One day I had to teach a class of sixty Zulu pupils aged thirteen to twenty. The windowless room was chock-a-block. I asked them to write a letter to schoolchildren in England, telling them all about their lives. As they grafted away, you could have heard a pin drop. These were impoverished children from tin shacks. Most were barefoot. And you know what - every single one of them had a pen to write with!
And now here in Bangkok, I am teaching some of the sons and daughters of Thailand's aspirational and wealthy upper class. Once again every single child has a pen to write with. In fact here every child has pencils, crayons, highlighters, sticky tape, glue, erasing pens, scissors etc.. The idea of requesting a pen from a teacher is utterly unheard of.

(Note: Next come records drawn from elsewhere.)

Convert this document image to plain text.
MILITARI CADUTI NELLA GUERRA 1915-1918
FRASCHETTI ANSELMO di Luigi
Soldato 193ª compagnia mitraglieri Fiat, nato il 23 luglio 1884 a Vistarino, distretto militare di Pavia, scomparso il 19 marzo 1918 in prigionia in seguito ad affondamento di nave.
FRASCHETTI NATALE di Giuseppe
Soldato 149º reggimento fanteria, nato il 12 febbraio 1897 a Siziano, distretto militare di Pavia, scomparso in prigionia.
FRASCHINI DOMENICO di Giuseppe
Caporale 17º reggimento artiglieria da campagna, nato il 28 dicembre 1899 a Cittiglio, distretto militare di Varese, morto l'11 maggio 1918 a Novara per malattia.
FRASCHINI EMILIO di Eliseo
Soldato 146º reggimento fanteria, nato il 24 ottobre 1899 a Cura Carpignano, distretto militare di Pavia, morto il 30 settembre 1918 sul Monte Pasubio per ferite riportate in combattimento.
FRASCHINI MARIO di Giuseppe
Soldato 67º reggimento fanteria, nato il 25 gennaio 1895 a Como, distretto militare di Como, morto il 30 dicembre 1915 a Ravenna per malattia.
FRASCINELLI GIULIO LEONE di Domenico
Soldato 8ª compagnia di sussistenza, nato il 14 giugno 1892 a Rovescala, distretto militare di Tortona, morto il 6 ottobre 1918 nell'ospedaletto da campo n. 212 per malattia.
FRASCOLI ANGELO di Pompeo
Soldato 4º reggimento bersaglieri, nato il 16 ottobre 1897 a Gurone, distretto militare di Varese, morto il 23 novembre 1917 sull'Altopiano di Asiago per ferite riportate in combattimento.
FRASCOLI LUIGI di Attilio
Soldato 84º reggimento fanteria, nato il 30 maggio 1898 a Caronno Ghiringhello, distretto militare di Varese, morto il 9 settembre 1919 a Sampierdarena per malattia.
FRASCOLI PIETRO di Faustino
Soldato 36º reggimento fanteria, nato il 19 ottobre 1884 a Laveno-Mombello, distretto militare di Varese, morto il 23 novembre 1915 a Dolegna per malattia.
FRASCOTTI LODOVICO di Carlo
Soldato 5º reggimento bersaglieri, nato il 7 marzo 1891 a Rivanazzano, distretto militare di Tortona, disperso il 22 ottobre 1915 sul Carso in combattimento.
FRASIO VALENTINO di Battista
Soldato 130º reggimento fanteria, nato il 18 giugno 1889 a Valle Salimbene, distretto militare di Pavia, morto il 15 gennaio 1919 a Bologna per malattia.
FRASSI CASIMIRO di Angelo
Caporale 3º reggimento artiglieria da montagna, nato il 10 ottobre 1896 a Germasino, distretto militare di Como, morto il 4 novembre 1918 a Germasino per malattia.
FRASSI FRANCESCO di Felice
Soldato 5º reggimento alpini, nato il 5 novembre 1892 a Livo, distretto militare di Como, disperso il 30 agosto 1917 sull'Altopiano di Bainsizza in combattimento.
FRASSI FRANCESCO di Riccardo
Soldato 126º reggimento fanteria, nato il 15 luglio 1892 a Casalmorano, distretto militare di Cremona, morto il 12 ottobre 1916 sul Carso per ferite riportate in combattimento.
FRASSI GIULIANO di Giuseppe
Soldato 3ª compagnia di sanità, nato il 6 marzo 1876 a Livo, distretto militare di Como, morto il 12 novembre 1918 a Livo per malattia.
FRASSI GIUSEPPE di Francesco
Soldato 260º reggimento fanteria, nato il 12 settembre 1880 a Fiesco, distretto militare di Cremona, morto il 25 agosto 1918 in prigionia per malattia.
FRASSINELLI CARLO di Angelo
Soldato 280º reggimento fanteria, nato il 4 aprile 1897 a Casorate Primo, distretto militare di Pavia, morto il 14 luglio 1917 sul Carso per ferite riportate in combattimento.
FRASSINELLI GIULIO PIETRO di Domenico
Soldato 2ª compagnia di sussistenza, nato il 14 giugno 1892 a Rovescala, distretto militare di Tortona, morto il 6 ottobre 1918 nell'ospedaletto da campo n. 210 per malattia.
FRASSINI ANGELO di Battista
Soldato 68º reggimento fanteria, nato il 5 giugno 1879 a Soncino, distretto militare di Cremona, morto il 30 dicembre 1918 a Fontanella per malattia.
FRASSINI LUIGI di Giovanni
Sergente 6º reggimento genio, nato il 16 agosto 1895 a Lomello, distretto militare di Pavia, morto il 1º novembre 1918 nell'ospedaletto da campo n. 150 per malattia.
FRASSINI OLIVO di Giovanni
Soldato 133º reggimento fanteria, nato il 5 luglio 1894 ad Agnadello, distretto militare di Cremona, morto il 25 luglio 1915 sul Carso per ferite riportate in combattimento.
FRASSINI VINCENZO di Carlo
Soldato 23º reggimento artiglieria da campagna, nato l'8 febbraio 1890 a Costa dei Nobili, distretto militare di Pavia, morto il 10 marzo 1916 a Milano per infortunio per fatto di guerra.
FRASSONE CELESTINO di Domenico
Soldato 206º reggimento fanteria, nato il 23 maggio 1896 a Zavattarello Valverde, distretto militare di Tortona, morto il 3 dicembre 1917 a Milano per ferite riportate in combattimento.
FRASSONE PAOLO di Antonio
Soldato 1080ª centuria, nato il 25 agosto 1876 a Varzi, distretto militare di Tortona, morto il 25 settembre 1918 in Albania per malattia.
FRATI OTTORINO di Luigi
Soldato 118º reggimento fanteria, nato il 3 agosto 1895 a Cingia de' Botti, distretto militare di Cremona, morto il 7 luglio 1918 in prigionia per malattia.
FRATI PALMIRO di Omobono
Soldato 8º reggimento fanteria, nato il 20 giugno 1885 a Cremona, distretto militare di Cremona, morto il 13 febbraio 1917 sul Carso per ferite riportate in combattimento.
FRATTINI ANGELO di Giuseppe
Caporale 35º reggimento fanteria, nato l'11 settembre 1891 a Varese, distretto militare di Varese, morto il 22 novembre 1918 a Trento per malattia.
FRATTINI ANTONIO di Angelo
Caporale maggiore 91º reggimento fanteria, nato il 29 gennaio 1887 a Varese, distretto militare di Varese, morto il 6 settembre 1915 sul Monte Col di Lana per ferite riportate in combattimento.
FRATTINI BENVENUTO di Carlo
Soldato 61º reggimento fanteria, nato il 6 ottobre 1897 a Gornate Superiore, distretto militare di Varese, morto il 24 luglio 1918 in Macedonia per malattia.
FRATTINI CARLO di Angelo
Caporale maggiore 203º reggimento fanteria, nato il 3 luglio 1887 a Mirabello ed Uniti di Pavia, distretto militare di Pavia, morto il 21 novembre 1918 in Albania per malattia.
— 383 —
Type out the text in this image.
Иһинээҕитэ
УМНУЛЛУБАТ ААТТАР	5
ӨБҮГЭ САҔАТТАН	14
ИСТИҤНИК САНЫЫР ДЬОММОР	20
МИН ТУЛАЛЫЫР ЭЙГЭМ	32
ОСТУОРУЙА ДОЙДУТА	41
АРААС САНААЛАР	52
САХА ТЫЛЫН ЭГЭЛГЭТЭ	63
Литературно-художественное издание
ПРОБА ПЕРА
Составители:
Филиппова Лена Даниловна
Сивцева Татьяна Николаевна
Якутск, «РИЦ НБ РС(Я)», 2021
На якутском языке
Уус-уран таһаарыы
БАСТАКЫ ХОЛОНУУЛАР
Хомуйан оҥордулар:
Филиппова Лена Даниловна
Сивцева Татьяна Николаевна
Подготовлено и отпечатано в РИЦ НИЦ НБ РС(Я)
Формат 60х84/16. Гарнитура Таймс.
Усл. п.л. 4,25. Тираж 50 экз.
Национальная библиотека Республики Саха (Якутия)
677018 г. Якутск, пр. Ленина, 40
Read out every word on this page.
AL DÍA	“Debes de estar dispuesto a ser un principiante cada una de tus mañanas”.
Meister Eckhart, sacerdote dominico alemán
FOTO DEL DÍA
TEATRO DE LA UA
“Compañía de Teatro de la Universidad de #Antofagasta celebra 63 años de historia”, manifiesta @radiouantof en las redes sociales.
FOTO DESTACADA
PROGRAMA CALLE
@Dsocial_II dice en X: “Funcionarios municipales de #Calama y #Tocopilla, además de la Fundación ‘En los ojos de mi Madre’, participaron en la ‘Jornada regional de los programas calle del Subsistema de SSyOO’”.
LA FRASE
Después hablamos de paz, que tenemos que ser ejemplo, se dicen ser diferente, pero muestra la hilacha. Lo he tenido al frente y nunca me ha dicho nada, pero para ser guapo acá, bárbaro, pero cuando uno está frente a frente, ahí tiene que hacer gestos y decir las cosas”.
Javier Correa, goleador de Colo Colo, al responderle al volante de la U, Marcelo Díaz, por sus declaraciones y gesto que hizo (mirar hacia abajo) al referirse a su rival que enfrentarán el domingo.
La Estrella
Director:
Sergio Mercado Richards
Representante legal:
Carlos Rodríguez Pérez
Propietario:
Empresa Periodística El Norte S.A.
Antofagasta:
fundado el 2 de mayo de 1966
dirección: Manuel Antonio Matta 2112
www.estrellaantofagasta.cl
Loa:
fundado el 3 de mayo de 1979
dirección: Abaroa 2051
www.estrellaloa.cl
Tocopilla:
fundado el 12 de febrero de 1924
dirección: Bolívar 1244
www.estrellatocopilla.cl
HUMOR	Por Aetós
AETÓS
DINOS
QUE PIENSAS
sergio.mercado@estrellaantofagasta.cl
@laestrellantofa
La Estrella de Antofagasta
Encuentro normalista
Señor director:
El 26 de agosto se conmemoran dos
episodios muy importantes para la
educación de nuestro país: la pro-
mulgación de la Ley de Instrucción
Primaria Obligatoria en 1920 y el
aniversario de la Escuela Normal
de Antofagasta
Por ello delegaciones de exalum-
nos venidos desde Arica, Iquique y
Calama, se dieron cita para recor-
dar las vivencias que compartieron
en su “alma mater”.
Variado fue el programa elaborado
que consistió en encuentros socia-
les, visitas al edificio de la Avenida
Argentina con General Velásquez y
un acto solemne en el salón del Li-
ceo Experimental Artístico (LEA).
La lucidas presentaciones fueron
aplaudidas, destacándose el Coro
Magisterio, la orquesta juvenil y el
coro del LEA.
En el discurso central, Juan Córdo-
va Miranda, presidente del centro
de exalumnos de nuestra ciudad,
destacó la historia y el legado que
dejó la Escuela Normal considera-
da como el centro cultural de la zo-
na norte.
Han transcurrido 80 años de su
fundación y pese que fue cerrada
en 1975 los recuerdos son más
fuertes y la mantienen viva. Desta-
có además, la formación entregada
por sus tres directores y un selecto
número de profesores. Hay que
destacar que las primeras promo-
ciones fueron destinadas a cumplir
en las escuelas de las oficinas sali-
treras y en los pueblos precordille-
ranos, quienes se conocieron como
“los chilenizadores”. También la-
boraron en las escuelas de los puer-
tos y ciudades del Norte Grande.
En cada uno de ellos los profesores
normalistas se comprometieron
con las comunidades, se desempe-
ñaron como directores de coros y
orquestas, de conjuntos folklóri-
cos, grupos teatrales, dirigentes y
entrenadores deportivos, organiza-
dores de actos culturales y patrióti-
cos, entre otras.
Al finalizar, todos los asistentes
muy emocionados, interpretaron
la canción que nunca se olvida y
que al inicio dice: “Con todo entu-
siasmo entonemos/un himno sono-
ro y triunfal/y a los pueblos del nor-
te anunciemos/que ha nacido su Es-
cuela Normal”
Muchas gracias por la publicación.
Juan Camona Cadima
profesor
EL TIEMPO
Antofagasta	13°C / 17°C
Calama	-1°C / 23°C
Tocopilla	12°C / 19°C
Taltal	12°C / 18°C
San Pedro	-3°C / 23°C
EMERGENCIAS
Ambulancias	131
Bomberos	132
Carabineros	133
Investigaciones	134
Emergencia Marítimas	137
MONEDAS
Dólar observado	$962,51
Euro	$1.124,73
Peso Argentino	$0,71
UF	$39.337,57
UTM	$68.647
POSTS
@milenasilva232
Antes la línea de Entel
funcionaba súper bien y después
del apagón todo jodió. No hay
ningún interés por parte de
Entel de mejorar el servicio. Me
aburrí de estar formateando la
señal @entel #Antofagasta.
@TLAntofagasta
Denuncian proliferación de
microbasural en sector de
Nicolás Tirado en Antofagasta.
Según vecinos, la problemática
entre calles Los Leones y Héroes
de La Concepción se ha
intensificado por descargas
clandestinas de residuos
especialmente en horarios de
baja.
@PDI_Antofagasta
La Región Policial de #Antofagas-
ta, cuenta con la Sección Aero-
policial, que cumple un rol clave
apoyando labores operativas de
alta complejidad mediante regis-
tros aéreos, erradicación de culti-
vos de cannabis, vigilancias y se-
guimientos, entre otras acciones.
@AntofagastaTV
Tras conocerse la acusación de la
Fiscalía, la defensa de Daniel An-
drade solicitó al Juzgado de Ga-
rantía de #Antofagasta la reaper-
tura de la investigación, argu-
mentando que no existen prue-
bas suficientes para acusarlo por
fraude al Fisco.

Wind back to my working class Sheffield comprehensive school or "technology college" as they preferred to call it. There wasn't ever a lesson that began without a bunch of "students" requesting pens to write with. Often they would fail to hand these pens back. In other words they stole them. In my English department we tried letters home, detentions, fines, pen monitors, lists -whatever we could think of - but still a hard core never brought pens or even carried schoolbags. There were 870 children in the school and in my last year I had to order some five thousand cheap black ballpoint pens
You had the mentally certifiable headmistress claiming it didn't matter - we had bigger things to deal with - oh, and by the way, could we ensure that homework was set each week and where's your action plan for next term? All those computers, those career lessons, all those highly paid teachers and ancillary staff and yet sometimes I felt that my English colleagues and I were the only ones who understood that having a pen was a symbol of intent as much as anything. Without a pen, children were simply sticking two fingers up at the system, declaring they didn't really give a damn. It was a contagious disease.
The children of Ogwini, like the children of St Stephens Bangkok, prove that I wasn't mad or unreasonable to expect pupils to be responsible enough to bring pens to school. This is something that will never make newspaper headlines but it demonstrates that the pompous, conference visiting, expenses-claiming, back-slapping gobs-on-legs who preside over England's education system will frequently fail to see the trees and the bushes that make the wood.